In terms of attaining the prize, there are many business goals data management should achieve for workflows across the energy enterprise, including land, drilling and completions, geoscience, production management, field operations, and even human resources. Think about the impact of poor data management on an E&Ps cash register, from allocations and well tests to sales and financial statements. No matter the price of WTI or Henry Hub, even a little bad accounting data or rounding error can hurt the bottom line.

For example, inconsistent use of data standards introduces the possibility of missing an obligation to interest owners if the land department uses API-12 while the drilling department uses API-14, preventing accurate tracking of a wellbore trajectory or new sidetrack on a lease. Or consider a midstream example where fixed asset accounting depends on high quality location data for an interstate pipeline.

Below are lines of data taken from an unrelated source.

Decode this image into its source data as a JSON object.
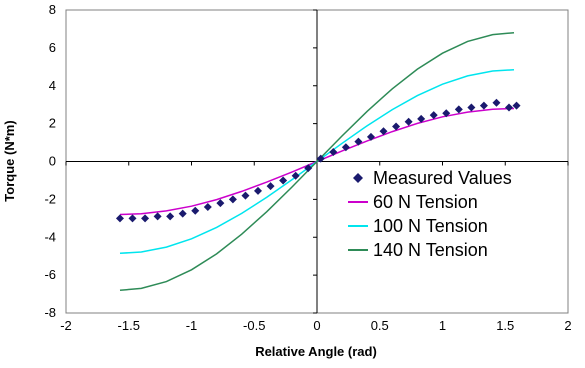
{
  "chart_data": {
    "type": "line",
    "title": "",
    "xlabel": "Relative Angle (rad)",
    "ylabel": "Torque (N*m)",
    "xlim": [
      -2,
      2
    ],
    "ylim": [
      -8,
      8
    ],
    "xticks": [
      -2,
      -1.5,
      -1,
      -0.5,
      0,
      0.5,
      1,
      1.5,
      2
    ],
    "xtick_labels": [
      "-2",
      "-1.5",
      "-1",
      "-0.5",
      "0",
      "0.5",
      "1",
      "1.5",
      "2"
    ],
    "yticks": [
      -8,
      -6,
      -4,
      -2,
      0,
      2,
      4,
      6,
      8
    ],
    "ytick_labels": [
      "-8",
      "-6",
      "-4",
      "-2",
      "0",
      "2",
      "4",
      "6",
      "8"
    ],
    "grid": false,
    "legend_position": "right",
    "series": [
      {
        "name": "Measured Values",
        "style": "markers",
        "marker": "diamond",
        "color": "#1a1a6e",
        "x": [
          -1.57,
          -1.47,
          -1.37,
          -1.27,
          -1.17,
          -1.07,
          -0.97,
          -0.87,
          -0.77,
          -0.67,
          -0.57,
          -0.47,
          -0.37,
          -0.27,
          -0.17,
          -0.07,
          0.03,
          0.13,
          0.23,
          0.33,
          0.43,
          0.53,
          0.63,
          0.73,
          0.83,
          0.93,
          1.03,
          1.13,
          1.23,
          1.33,
          1.43,
          1.53,
          1.59
        ],
        "y": [
          -3.0,
          -3.0,
          -3.0,
          -2.9,
          -2.9,
          -2.75,
          -2.6,
          -2.4,
          -2.2,
          -2.0,
          -1.8,
          -1.55,
          -1.3,
          -1.0,
          -0.75,
          -0.35,
          0.15,
          0.5,
          0.75,
          1.05,
          1.3,
          1.6,
          1.85,
          2.1,
          2.25,
          2.45,
          2.55,
          2.75,
          2.85,
          2.95,
          3.1,
          2.85,
          2.95
        ]
      },
      {
        "name": "60 N Tension",
        "style": "line",
        "color": "#cc00cc",
        "x": [
          -1.57,
          -1.4,
          -1.2,
          -1.0,
          -0.8,
          -0.6,
          -0.4,
          -0.2,
          0,
          0.2,
          0.4,
          0.6,
          0.8,
          1.0,
          1.2,
          1.4,
          1.57
        ],
        "y": [
          -2.8,
          -2.76,
          -2.61,
          -2.36,
          -2.01,
          -1.58,
          -1.09,
          -0.56,
          0,
          0.56,
          1.09,
          1.58,
          2.01,
          2.36,
          2.61,
          2.76,
          2.8
        ]
      },
      {
        "name": "100 N Tension",
        "style": "line",
        "color": "#00e5ee",
        "x": [
          -1.57,
          -1.4,
          -1.2,
          -1.0,
          -0.8,
          -0.6,
          -0.4,
          -0.2,
          0,
          0.2,
          0.4,
          0.6,
          0.8,
          1.0,
          1.2,
          1.4,
          1.57
        ],
        "y": [
          -4.85,
          -4.78,
          -4.52,
          -4.08,
          -3.48,
          -2.74,
          -1.89,
          -0.96,
          0,
          0.96,
          1.89,
          2.74,
          3.48,
          4.08,
          4.52,
          4.78,
          4.85
        ]
      },
      {
        "name": "140 N Tension",
        "style": "line",
        "color": "#2e8b57",
        "x": [
          -1.57,
          -1.4,
          -1.2,
          -1.0,
          -0.8,
          -0.6,
          -0.4,
          -0.2,
          0,
          0.2,
          0.4,
          0.6,
          0.8,
          1.0,
          1.2,
          1.4,
          1.57
        ],
        "y": [
          -6.8,
          -6.7,
          -6.34,
          -5.72,
          -4.88,
          -3.84,
          -2.65,
          -1.35,
          0,
          1.35,
          2.65,
          3.84,
          4.88,
          5.72,
          6.34,
          6.7,
          6.8
        ]
      }
    ]
  }
}
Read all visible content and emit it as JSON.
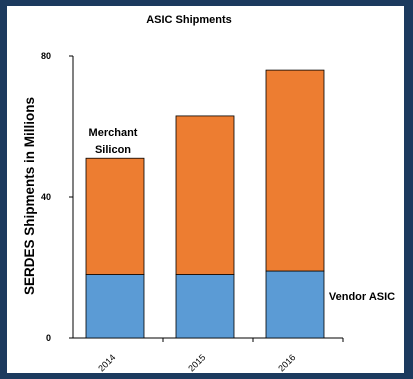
{
  "chart_data": {
    "type": "bar",
    "stacked": true,
    "title": "ASIC Shipments",
    "ylabel": "SERDES Shipments in Millions",
    "xlabel": "",
    "categories": [
      "2014",
      "2015",
      "2016"
    ],
    "ylim": [
      0,
      80
    ],
    "yticks": [
      0,
      40,
      80
    ],
    "grid": false,
    "series": [
      {
        "name": "Vendor ASIC",
        "color": "#5b9bd5",
        "values": [
          18,
          18,
          19
        ]
      },
      {
        "name": "Merchant Silicon",
        "color": "#ed7d31",
        "values": [
          33,
          45,
          57
        ]
      }
    ],
    "annotations": {
      "merchant_line1": "Merchant",
      "merchant_line2": "Silicon",
      "vendor": "Vendor ASIC"
    }
  }
}
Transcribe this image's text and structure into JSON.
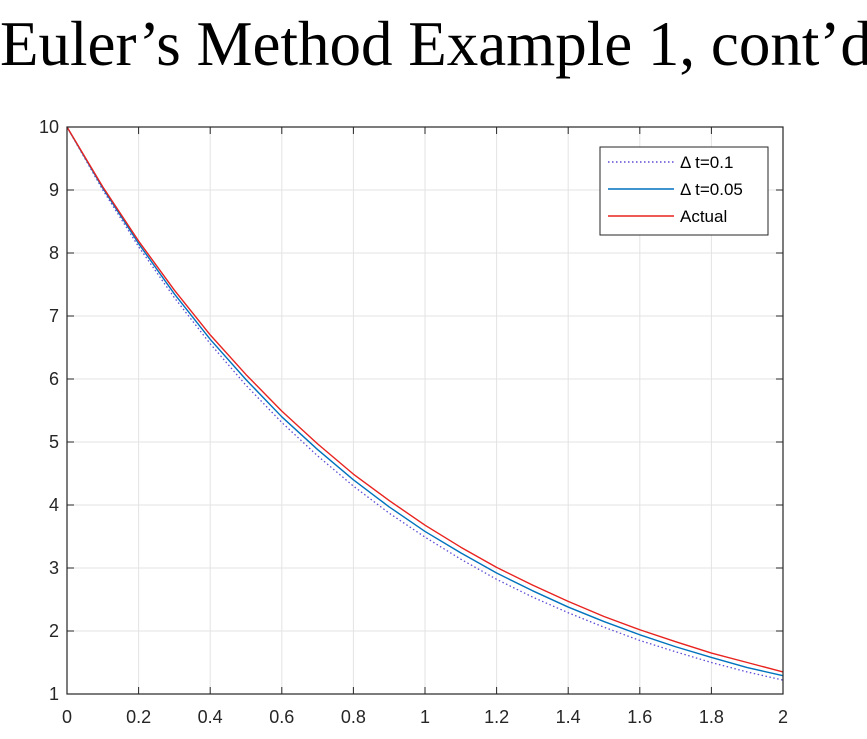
{
  "slide": {
    "title": "Euler’s Method Example 1, cont’d"
  },
  "chart_data": {
    "type": "line",
    "title": "",
    "xlabel": "",
    "ylabel": "",
    "xlim": [
      0,
      2
    ],
    "ylim": [
      1,
      10
    ],
    "xticks": [
      0,
      0.2,
      0.4,
      0.6,
      0.8,
      1,
      1.2,
      1.4,
      1.6,
      1.8,
      2
    ],
    "xtick_labels": [
      "0",
      "0.2",
      "0.4",
      "0.6",
      "0.8",
      "1",
      "1.2",
      "1.4",
      "1.6",
      "1.8",
      "2"
    ],
    "yticks": [
      1,
      2,
      3,
      4,
      5,
      6,
      7,
      8,
      9,
      10
    ],
    "ytick_labels": [
      "1",
      "2",
      "3",
      "4",
      "5",
      "6",
      "7",
      "8",
      "9",
      "10"
    ],
    "grid": true,
    "legend_position": "top-right",
    "series": [
      {
        "name": "Δ t=0.1",
        "color": "#5b4bd6",
        "style": "dotted",
        "x": [
          0,
          0.1,
          0.2,
          0.3,
          0.4,
          0.5,
          0.6,
          0.7,
          0.8,
          0.9,
          1.0,
          1.1,
          1.2,
          1.3,
          1.4,
          1.5,
          1.6,
          1.7,
          1.8,
          1.9,
          2.0
        ],
        "y": [
          10,
          9.0,
          8.1,
          7.29,
          6.56,
          5.9,
          5.31,
          4.78,
          4.3,
          3.87,
          3.49,
          3.14,
          2.82,
          2.54,
          2.29,
          2.06,
          1.85,
          1.67,
          1.5,
          1.35,
          1.22
        ]
      },
      {
        "name": "Δ t=0.05",
        "color": "#0072bd",
        "style": "solid",
        "x": [
          0,
          0.1,
          0.2,
          0.3,
          0.4,
          0.5,
          0.6,
          0.7,
          0.8,
          0.9,
          1.0,
          1.1,
          1.2,
          1.3,
          1.4,
          1.5,
          1.6,
          1.7,
          1.8,
          1.9,
          2.0
        ],
        "y": [
          10,
          9.03,
          8.15,
          7.35,
          6.63,
          5.99,
          5.4,
          4.88,
          4.4,
          3.97,
          3.58,
          3.24,
          2.92,
          2.64,
          2.38,
          2.15,
          1.94,
          1.75,
          1.58,
          1.42,
          1.29
        ]
      },
      {
        "name": "Actual",
        "color": "#e8231f",
        "style": "solid",
        "x": [
          0,
          0.1,
          0.2,
          0.3,
          0.4,
          0.5,
          0.6,
          0.7,
          0.8,
          0.9,
          1.0,
          1.1,
          1.2,
          1.3,
          1.4,
          1.5,
          1.6,
          1.7,
          1.8,
          1.9,
          2.0
        ],
        "y": [
          10,
          9.05,
          8.19,
          7.41,
          6.7,
          6.07,
          5.49,
          4.97,
          4.49,
          4.07,
          3.68,
          3.33,
          3.01,
          2.73,
          2.47,
          2.23,
          2.02,
          1.83,
          1.65,
          1.5,
          1.35
        ]
      }
    ]
  }
}
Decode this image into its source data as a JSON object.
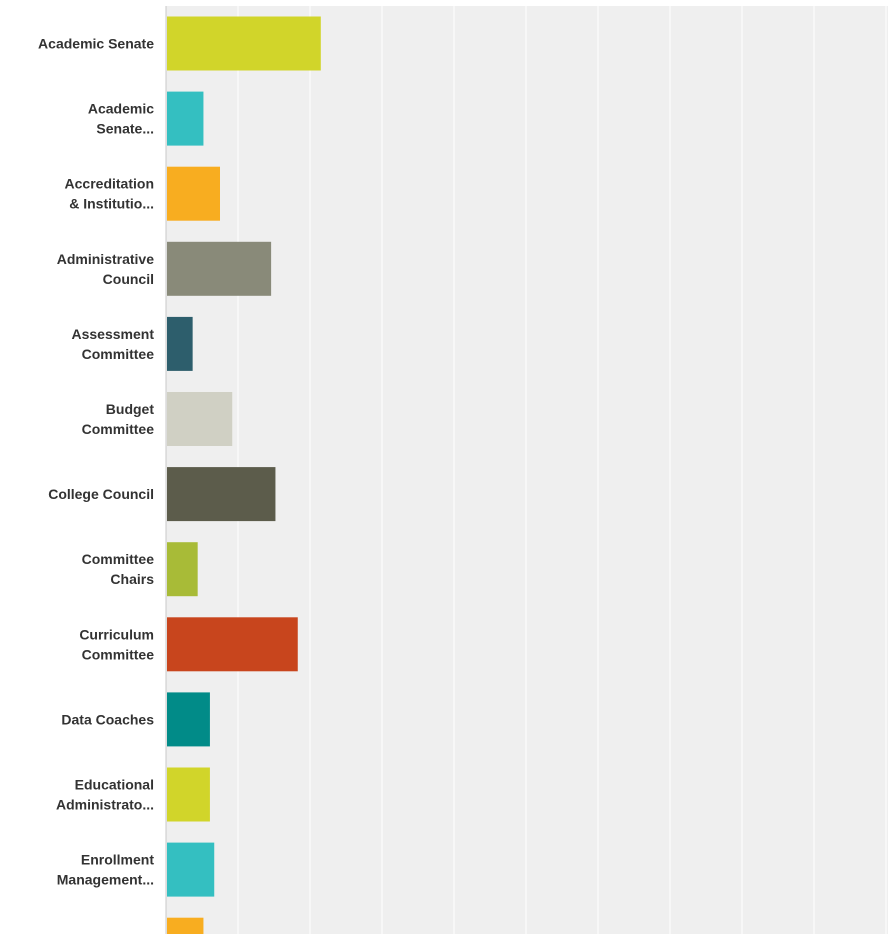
{
  "chart_data": {
    "type": "bar",
    "orientation": "horizontal",
    "categories": [
      [
        "Academic Senate"
      ],
      [
        "Academic",
        "Senate..."
      ],
      [
        "Accreditation",
        "& Institutio..."
      ],
      [
        "Administrative",
        "Council"
      ],
      [
        "Assessment",
        "Committee"
      ],
      [
        "Budget",
        "Committee"
      ],
      [
        "College Council"
      ],
      [
        "Committee",
        "Chairs"
      ],
      [
        "Curriculum",
        "Committee"
      ],
      [
        "Data Coaches"
      ],
      [
        "Educational",
        "Administrato..."
      ],
      [
        "Enrollment",
        "Management..."
      ],
      [
        ""
      ]
    ],
    "values": [
      21.5,
      5.2,
      7.5,
      14.6,
      3.7,
      9.2,
      15.2,
      4.4,
      18.3,
      6.1,
      6.1,
      6.7,
      5.2
    ],
    "colors": [
      "#d1d52a",
      "#34bfc1",
      "#f8ad20",
      "#898a79",
      "#2d5e6c",
      "#d0d0c4",
      "#5c5c4b",
      "#a8bb37",
      "#c8451d",
      "#018b88",
      "#d1d52a",
      "#34bfc1",
      "#f8ad20"
    ],
    "xlim": [
      0,
      100
    ],
    "grid": true,
    "gridlines": [
      10,
      20,
      30,
      40,
      50,
      60,
      70,
      80,
      90,
      100
    ],
    "title": "",
    "xlabel": "",
    "ylabel": ""
  }
}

Lat/long for preliminary right of way, permitted, and as-built designs can vary and with hundreds of miles to account for across dozens of city, county, and state lines, teams struggle to stay compliant. These examples share a similar risk where even a small discrepancy to asset location can have massive financial implications, underpayment to interest owners in the first and underpayment to state and municipal taxing authorities in the latter, all hinging on effective data management.

Then there are new prizes (or burdens, depending on how you look at it) as regulatory and compliance obligations expand. Companies must manage an increasingly complex variety of environmental data for accurate HSE reporting (e.g., audio, visual, olfactory inspection of oilfield assets/AVO). The “E” in ESG is only making the need for effective environmental data management more urgent as greenhouse gas reporting increases in scope and complexity. Part of the recent Inflation Reduction Act, oil & gas companies now face a methane fee of $900 per metric ton starting in 2024 (increasing to $1,500 through 2026), making it absolutely imperative to master regulatory data management to avoid over- or underpaying the government.

Prizes of the future include predictive analytics, machine learning, and artificial intelligence. The oil & gas industry has already seen some success in areas like artificial lift optimization and drilling automation, but many PA, ML, and AI initiatives stall out or plateau because they need big data to thrive. Gartner defines big data like this:

Big data is high-volume, high-velocity and/or high-variety information assets that demand cost-effective, innovative forms of information processing that enable enhanced insight, decision making, and process automation.


The digital oilfield of the future runs on big data, underscoring the need for effective “big data management.” It’s a 2 part problem. First, you need robust tech and energy industry-specific capabilities. And second, your tech stack must be able to accommodate accelerating volumes, variety, and velocity of oilfield data now streaming from smart connected devices, SCADA, and the Internet of Things (IoT). It’s about solving big data management as well as big data consumption, bringing digital oilfield data sources together, orchestrating it, then pushing big data sets to machine learning and AI applications.

Data management maturity, technology, and standards must keep pace, expanding the scope to include the data coming in from SCADA and IoT systems to achieve the nirvana of AI/ML. and automation. Big data management unlocks a new world of data science. The implications are staggering, from reservoir simulation, well planning, marrying completions to the rock, economic forecasts, enhanced oil recovery, and HSE. The benefits of predictive analytics and ML also extend into midstream, bringing a new level of capability to optimize operations and minimize costs, power transactions, and maximize spreads.

In the digital oilfield, data management is the most important skillset that can make or break an organization. The strategies you choose, technology you deploy, and data managers you hire are the determining factors that will hold organizations back or set them up to succeed and grow.